Le sorelle in giallo – Mieko Kawakami
Mieko Kawakami si è fatta conoscere in Italia con il bestseller “Seni e uova“, considerato da Time uno dei dieci migliori libri del 2020. Torna in libreria con “Le sorelle in giallo“, ancora una volta opera al femminile, ricca di interrogativi e riflessioni di genere, sulla società odierna e sull’etica.
Il titolo, “Le sorelle in giallo” si riferisce alla storia di un gruppo di ragazze e donne legate al colore giallo che nel feng shui porta buona sorte e soldi. Nel libro la quarantenne Hana, dopo aver trovato per caso un articolo sul web dove è citata una sua vecchia conoscenza, Kimiko, accusata di aver segregato e maltrattato una ragazza di vent’anni, inizia a ricordare eventi risalenti alla sua gioventù, negli anni ’90, a partire dai suoi quindici anni. La trama ripercorre cinque anni del passato comune di Hana e Kimiko, portando il lettore nel mondo della notte e degli espedienti, dove giovani ragazze giapponesi, provenienti da famiglie problematiche, si arrangiano come possono per sopravvivere. Giornate vissute in quel grigio tra legalità e illegalità, con piccole e grandi truffe per guadagnare i soldi necessari a mangiare e pagare un affitto. “Le sorelle in giallo” parla di vite e rapporti al limite, portando in luce un lato diverso da quello che siamo abituati a vedere del Giappone, mentre ci si interroga su chi sia lo sfruttato e chi lo sfruttatore, in un carosello di dipendenze psicologiche.
Raccontato in prima persona dalla protagonista Hana, il libro richiede una maratona di pazienza: a metà tra il noir e il filosofico, è prolisso e pesante, anche considerando che per un occidentale è difficile comprendere alcune dinamiche: per esempio, come possano esserci adolescenti privi di documenti pur andando a scuola e come possano essere credibili certi livelli di ingenuità e ignoranza.

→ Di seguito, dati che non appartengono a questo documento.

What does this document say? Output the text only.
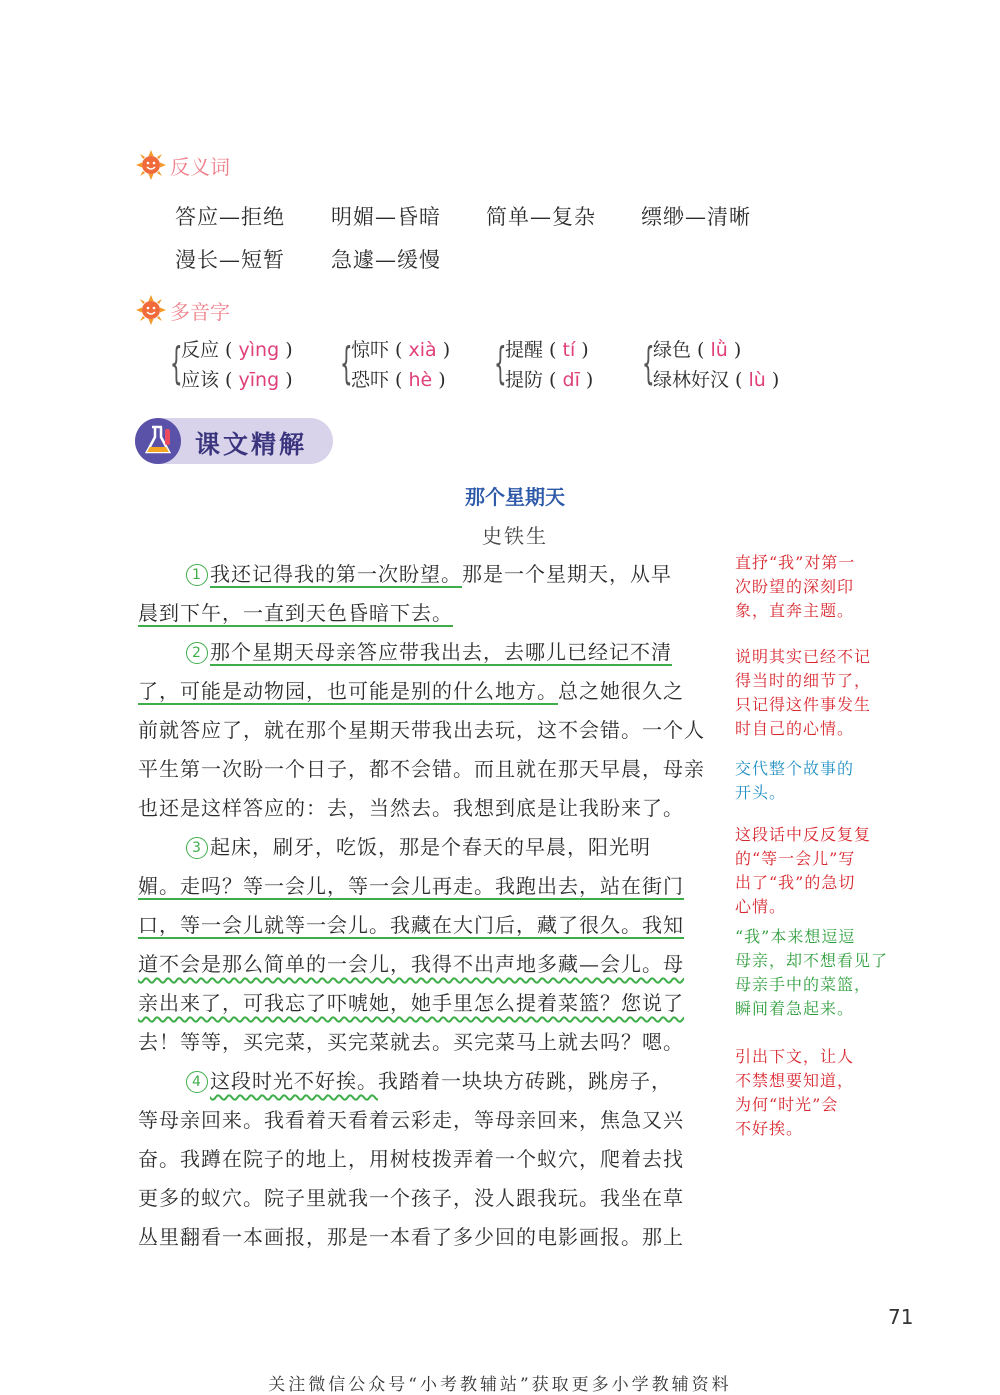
反义词
答应—拒绝 明媚—昏暗 简单—复杂 缥缈—清晰
漫长—短暂 急遽—缓慢
多音字
{
反应 ( yìng )
应该 ( yīng ) {
惊吓 ( xià )
恐吓 ( hè ) {
提醒 ( tí )
提防 ( dī ) {
绿色 ( lǜ )
绿林好汉 ( lù )
课文精解
那个星期天
史铁生
1 我还记得我的第一次盼望。那是一个星期天，从早
晨到下午，一直到天色昏暗下去。
2 那个星期天母亲答应带我出去，去哪儿已经记不清
了，可能是动物园，也可能是别的什么地方。总之她很久之
前就答应了，就在那个星期天带我出去玩，这不会错。一个人
平生第一次盼一个日子，都不会错。而且就在那天早晨，母亲
也还是这样答应的：去，当然去。我想到底是让我盼来了。
3 起床，刷牙，吃饭，那是个春天的早晨，阳光明
媚。走吗？等一会儿，等一会儿再走。我跑出去，站在街门
口，等一会儿就等一会儿。我藏在大门后，藏了很久。我知
道不会是那么简单的一会儿，我得不出声地多藏—会儿。母
亲出来了，可我忘了吓唬她，她手里怎么提着菜篮？您说了
去！等等，买完菜，买完菜就去。买完菜马上就去吗？嗯。
4 这段时光不好挨。我踏着一块块方砖跳，跳房子，
等母亲回来。我看着天看着云彩走，等母亲回来，焦急又兴
奋。我蹲在院子的地上，用树枝拨弄着一个蚁穴，爬着去找
更多的蚁穴。院子里就我一个孩子，没人跟我玩。我坐在草
丛里翻看一本画报，那是一本看了多少回的电影画报。那上
直抒“我”对第一
次盼望的深刻印
象，直奔主题。
说明其实已经不记
得当时的细节了，
只记得这件事发生
时自己的心情。
交代整个故事的
开头。
这段话中反反复复
的“等一会儿”写
出了“我”的急切
心情。
“我”本来想逗逗
母亲，却不想看见了
母亲手中的菜篮，
瞬间着急起来。
引出下文，让人
不禁想要知道，
为何“时光”会
不好挨。
71
关注微信公众号“小考教辅站”获取更多小学教辅资料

L’azione è lenta, con descrizioni troppo dettagliate, come la pagina dedicata ai panni in microfibra, tanto per fare un esempio, che non permettono al libro di spiccare il volo. Si torna spesso su fatti già chiariti e i discorsi tra i personaggi faticano a dare ritmo e leggerezza. Hana racconta la sua storia riempiendola di riflessioni, paure, le paralisi di terrore e ansia, il continuo auto motivarsi sul dare il massimo e impegnarsi con energia, l’ossessione per il giallo che sfocia nella superstizione, mentre gli altri personaggi hanno comportamenti strani, sopra le righe, che passano dall’euforia alcolica, all’apatia della depressione più nera. A volte instancabili, frenetici, come criceti che corrono su un ruota per ore senza andare da nessuna parte, spesso imbambolati davanti alla televisione a ridere sguaiatamente o a fissare lo schermo con sguardo vuoto. Hana appare sempre preoccupata per qualcosa, l’avvenire, i soldi, il risparmiare, avere sicurezza e stabilità; le altre vivono alla giornata, senza rendersi conto delle situazioni e aspettando che tutto migliori per magia. Difficile entrare in connessione: si sente l’esigenza di far suonare una sveglia, dare una scossa, a questi personaggi che si percepiscono distanti, insensati, sconnessi dal mondo e dalla realtà.
Di interessante è lo spaccato della società giapponese dove giovani ragazze si accompagnano a uomini ben più grandi per ottenere denaro e regali, dove i locali notturni sono ricettacoli di rapporti ambigui, gli snack-bar non hanno nulla a che vedere con i locali che ci sono qui e che in comune hanno solo il nome.
In definitiva “Le sorelle in giallo“, con una trama dove i rapporti si formano, nascono amicizie che si fanno via via più solide, ma tossiche, disturbanti, fino alla naturale esplosione e divisione, ha il chiaro filo conduttore del giallo e dei soldi, ma soffre la lunghezza eccessiva per chi va alla ricerca di ritmo e tensione: dimezzando le seicento pagine, il libro soddisferebbe di più.